The IP address of the recipient was a government agency in Boston.
From the data, it was the BPD.
And the sender of this information, which no one was ever supposed to see, was Lance Williams.
Why, Wyatt wondered. Why do the best people always have to make the worst mistakes?
He stormed out of his office and ran down the corridor.
xxx
Katherine sat at the conference table with a loud sigh and looked at the others. "The Draftsman felt abandoned by the army?"
"He was pretty freaked out at the time because he couldn't be there for the killing of a senior ISIS leader. But he was told he was too unpredictable for that assignment." Williams flipped through the file he had printed out during the break. "That's why the CIA shipped him far away from the field. Boston, for starters."

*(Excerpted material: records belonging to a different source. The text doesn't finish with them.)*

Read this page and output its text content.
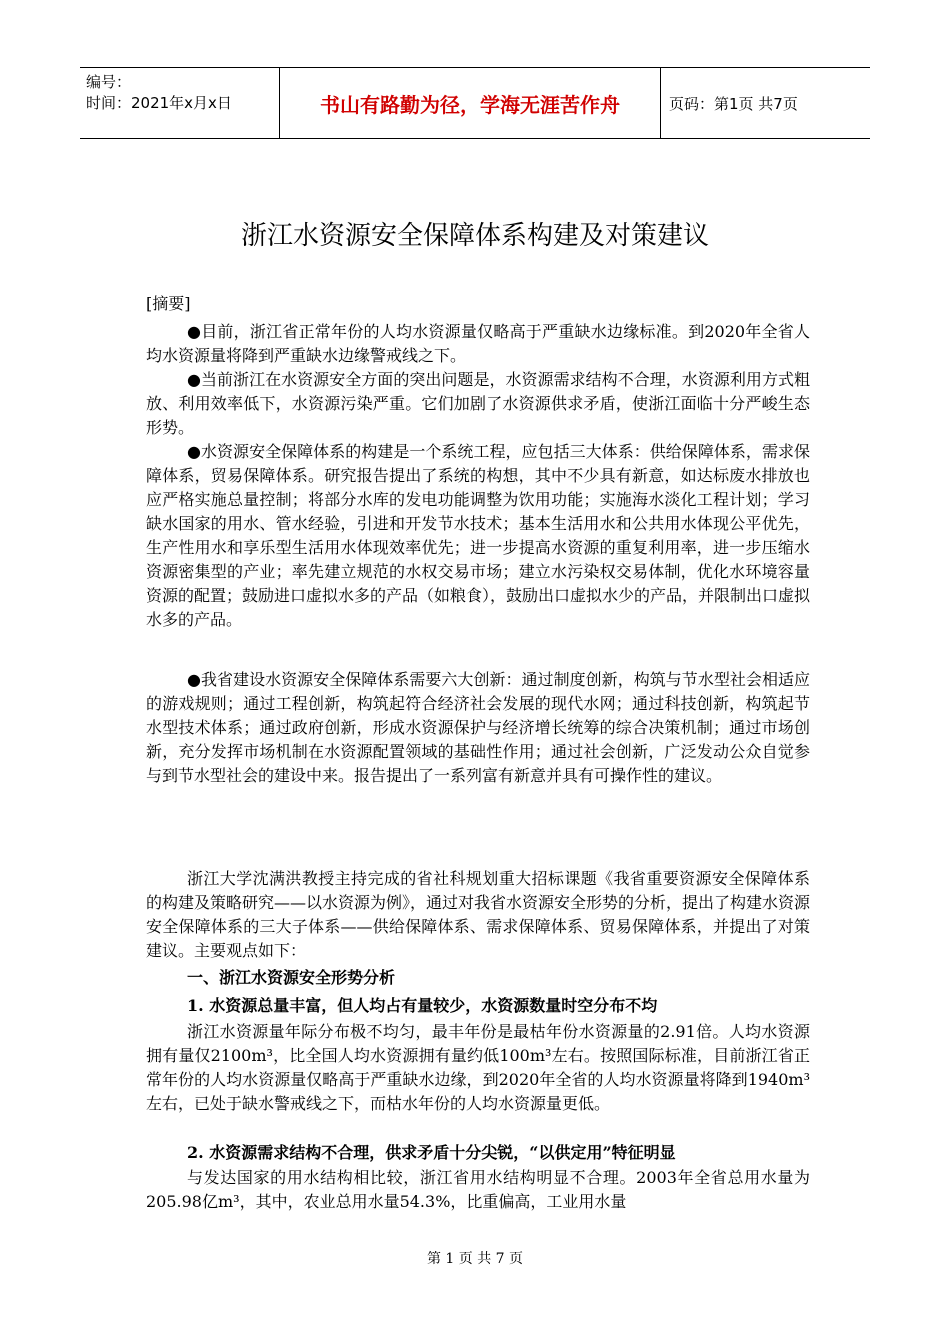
编号：
时间：2021年x月x日	书山有路勤为径，学海无涯苦作舟	页码：第1页 共7页
浙江水资源安全保障体系构建及对策建议
[摘要]
●目前，浙江省正常年份的人均水资源量仅略高于严重缺水边缘标准。到2020年全省人均水资源量将降到严重缺水边缘警戒线之下。
●当前浙江在水资源安全方面的突出问题是，水资源需求结构不合理，水资源利用方式粗放、利用效率低下，水资源污染严重。它们加剧了水资源供求矛盾，使浙江面临十分严峻生态形势。
●水资源安全保障体系的构建是一个系统工程，应包括三大体系：供给保障体系，需求保障体系，贸易保障体系。研究报告提出了系统的构想，其中不少具有新意，如达标废水排放也应严格实施总量控制；将部分水库的发电功能调整为饮用功能；实施海水淡化工程计划；学习缺水国家的用水、管水经验，引进和开发节水技术；基本生活用水和公共用水体现公平优先，生产性用水和享乐型生活用水体现效率优先；进一步提高水资源的重复利用率，进一步压缩水资源密集型的产业；率先建立规范的水权交易市场；建立水污染权交易体制，优化水环境容量资源的配置；鼓励进口虚拟水多的产品（如粮食），鼓励出口虚拟水少的产品，并限制出口虚拟水多的产品。
●我省建设水资源安全保障体系需要六大创新：通过制度创新，构筑与节水型社会相适应的游戏规则；通过工程创新，构筑起符合经济社会发展的现代水网；通过科技创新，构筑起节水型技术体系；通过政府创新，形成水资源保护与经济增长统筹的综合决策机制；通过市场创新，充分发挥市场机制在水资源配置领域的基础性作用；通过社会创新，广泛发动公众自觉参与到节水型社会的建设中来。报告提出了一系列富有新意并具有可操作性的建议。
浙江大学沈满洪教授主持完成的省社科规划重大招标课题《我省重要资源安全保障体系的构建及策略研究——以水资源为例》，通过对我省水资源安全形势的分析，提出了构建水资源安全保障体系的三大子体系——供给保障体系、需求保障体系、贸易保障体系，并提出了对策建议。主要观点如下：
一、浙江水资源安全形势分析
1. 水资源总量丰富，但人均占有量较少，水资源数量时空分布不均
浙江水资源量年际分布极不均匀，最丰年份是最枯年份水资源量的2.91倍。人均水资源拥有量仅2100m³，比全国人均水资源拥有量约低100m³左右。按照国际标准，目前浙江省正常年份的人均水资源量仅略高于严重缺水边缘，到2020年全省的人均水资源量将降到1940m³左右，已处于缺水警戒线之下，而枯水年份的人均水资源量更低。
2. 水资源需求结构不合理，供求矛盾十分尖锐，“以供定用”特征明显
与发达国家的用水结构相比较，浙江省用水结构明显不合理。2003年全省总用水量为205.98亿m³，其中，农业总用水量54.3%，比重偏高，工业用水量
第 1 页 共 7 页
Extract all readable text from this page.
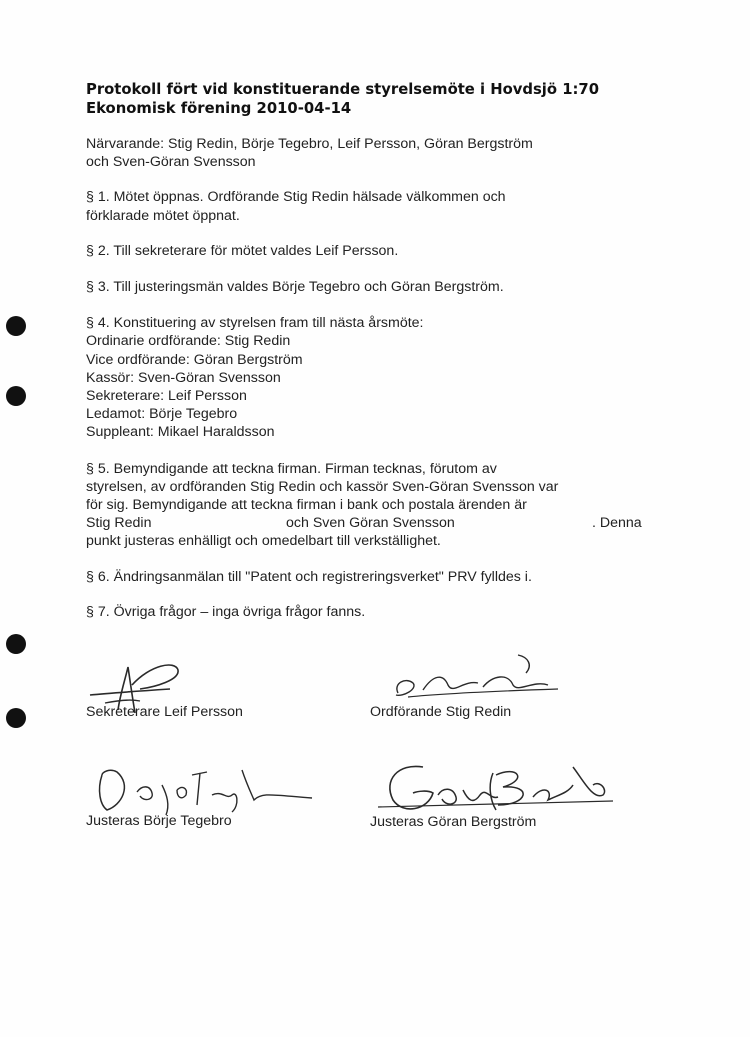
Protokoll fört vid konstituerande styrelsemöte i Hovdsjö 1:70
Ekonomisk förening 2010-04-14

Närvarande: Stig Redin, Börje Tegebro, Leif Persson, Göran Bergström
och Sven-Göran Svensson

§ 1. Mötet öppnas. Ordförande Stig Redin hälsade välkommen och
förklarade mötet öppnat.

§ 2. Till sekreterare för mötet valdes Leif Persson.

§ 3. Till justeringsmän valdes Börje Tegebro och Göran Bergström.

§ 4. Konstituering av styrelsen fram till nästa årsmöte:
Ordinarie ordförande: Stig Redin
Vice ordförande: Göran Bergström
Kassör: Sven-Göran Svensson
Sekreterare: Leif Persson
Ledamot: Börje Tegebro
Suppleant: Mikael Haraldsson

§ 5. Bemyndigande att teckna firman. Firman tecknas, förutom av
styrelsen, av ordföranden Stig Redin och kassör Sven-Göran Svensson var
för sig. Bemyndigande att teckna firman i bank och postala ärenden är
Stig Redin	och Sven Göran Svensson	. Denna
punkt justeras enhälligt och omedelbart till verkställighet.

§ 6. Ändringsanmälan till "Patent och registreringsverket" PRV fylldes i.

§ 7. Övriga frågor – inga övriga frågor fanns.

Sekreterare Leif Persson	Ordförande Stig Redin
Justeras Börje Tegebro	Justeras Göran Bergström
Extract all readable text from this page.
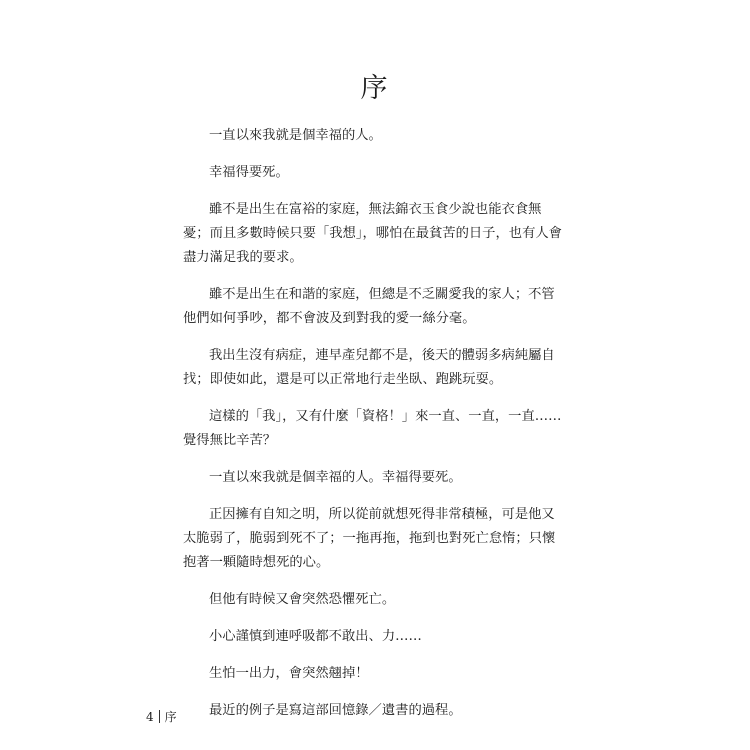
序

一直以來我就是個幸福的人。

幸福得要死。

雖不是出生在富裕的家庭，無法錦衣玉食少說也能衣食無憂；而且多數時候只要「我想」，哪怕在最貧苦的日子，也有人會盡力滿足我的要求。

雖不是出生在和諧的家庭，但總是不乏關愛我的家人；不管他們如何爭吵，都不會波及到對我的愛一絲分毫。

我出生沒有病症，連早產兒都不是，後天的體弱多病純屬自找；即使如此，還是可以正常地行走坐臥、跑跳玩耍。

這樣的「我」，又有什麼「資格！」來一直、一直，一直……覺得無比辛苦？

一直以來我就是個幸福的人。幸福得要死。

正因擁有自知之明，所以從前就想死得非常積極，可是他又太脆弱了，脆弱到死不了；一拖再拖，拖到也對死亡怠惰；只懷抱著一顆隨時想死的心。

但他有時候又會突然恐懼死亡。

小心謹慎到連呼吸都不敢出、力……

生怕一出力，會突然翹掉！

最近的例子是寫這部回憶錄／遺書的過程。

4 序
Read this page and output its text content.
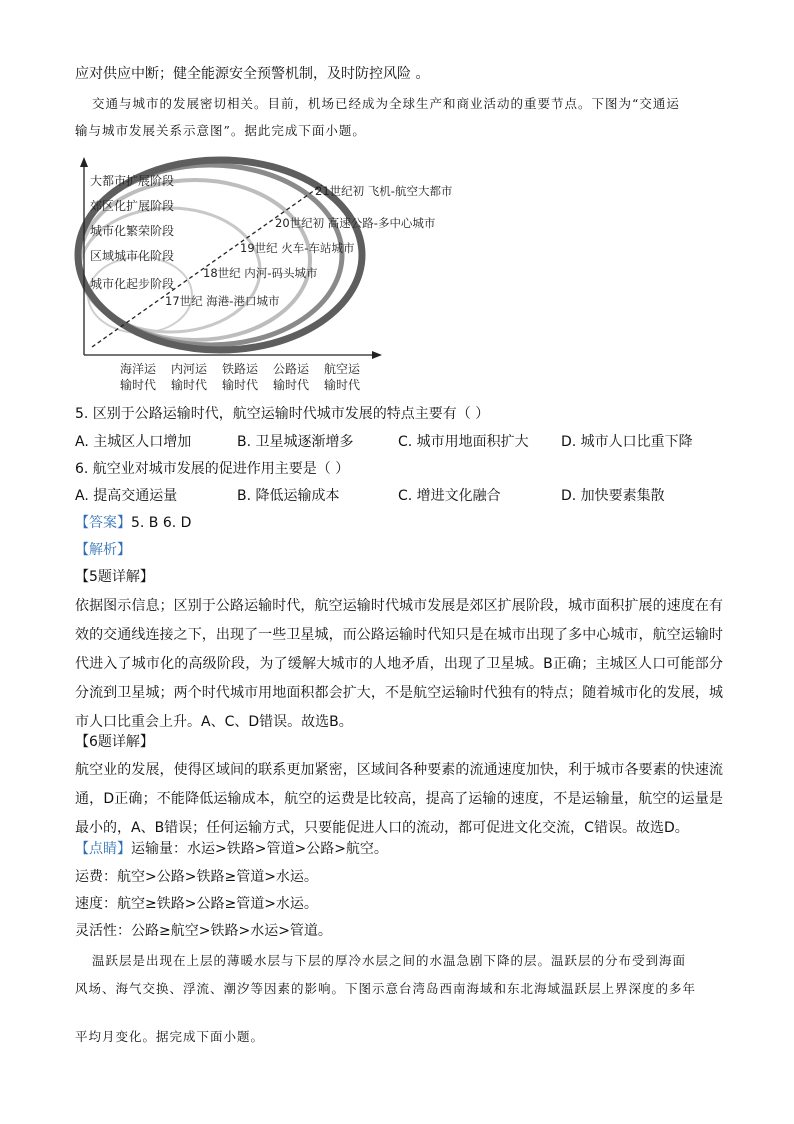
应对供应中断；健全能源安全预警机制，及时防控风险 。
交通与城市的发展密切相关。目前，机场已经成为全球生产和商业活动的重要节点。下图为“交通运
输与城市发展关系示意图”。据此完成下面小题。
大都市扩展阶段
郊区化扩展阶段
城市化繁荣阶段
区域城市化阶段
城市化起步阶段
17世纪 海港-港口城市
18世纪 内河-码头城市
19世纪 火车-车站城市
20世纪初 高速公路-多中心城市
21世纪初 飞机-航空大都市
海洋运
输时代
内河运
输时代
铁路运
输时代
公路运
输时代
航空运
输时代
5. 区别于公路运输时代，航空运输时代城市发展的特点主要有（ ）
A. 主城区人口增加	B. 卫星城逐渐增多	C. 城市用地面积扩大 D. 城市人口比重下降
6. 航空业对城市发展的促进作用主要是（ ）
A. 提高交通运量	B. 降低运输成本	C. 增进文化融合	D. 加快要素集散
【答案】5. B 6. D
【解析】
【5题详解】
依据图示信息；区别于公路运输时代，航空运输时代城市发展是郊区扩展阶段，城市面积扩展的速度在有效的交通线连接之下，出现了一些卫星城，而公路运输时代知只是在城市出现了多中心城市，航空运输时代进入了城市化的高级阶段，为了缓解大城市的人地矛盾，出现了卫星城。B正确；主城区人口可能部分分流到卫星城；两个时代城市用地面积都会扩大，不是航空运输时代独有的特点；随着城市化的发展，城市人口比重会上升。A、C、D错误。故选B。
【6题详解】
航空业的发展，使得区域间的联系更加紧密，区域间各种要素的流通速度加快，利于城市各要素的快速流通，D正确；不能降低运输成本，航空的运费是比较高，提高了运输的速度，不是运输量，航空的运量是最小的，A、B错误；任何运输方式，只要能促进人口的流动，都可促进文化交流，C错误。故选D。
【点睛】运输量：水运>铁路>管道>公路>航空。
运费：航空>公路>铁路≥管道>水运。
速度：航空≥铁路>公路≥管道>水运。
灵活性：公路≥航空>铁路>水运>管道。
温跃层是出现在上层的薄暖水层与下层的厚冷水层之间的水温急剧下降的层。温跃层的分布受到海面
风场、海气交换、浮流、潮汐等因素的影响。下图示意台湾岛西南海域和东北海域温跃层上界深度的多年
平均月变化。据完成下面小题。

Katherine nodded slowly and gritted her teeth. "What was he doing before that?"
"He threatened to shoot his commander. He was given a choice: Either he leaves or gets shot himself."
Elizabeth furrowed her brows. "And now he's here in Boston?"
"Looks that way," Brooks growled, glancing alternately at Williams and the crime scene pictures.
"Maybe to some troop base?" drilled Elizabeth further.
"Possibly."
"We matched the outline on the camera footage to questionable biometric images," said Nick, who had been standing in the doorway all along. "Nothing. We can't find him. Either he doesn't officially exist, or a blocking device has been put in place. We couldn't get a face or a picture in the database." He looked strained in Elizabeth's direction. They both knew that Jane and Eric Weber, a bigwig at the FBI who had helped them once before, were already trying to get the killer's address through the camera footage using the FBI database. But they didn't want to make it too easy for Williams and keep the pressure on a little. If Williams had a perfect contact at the CIA, he should use it while he could.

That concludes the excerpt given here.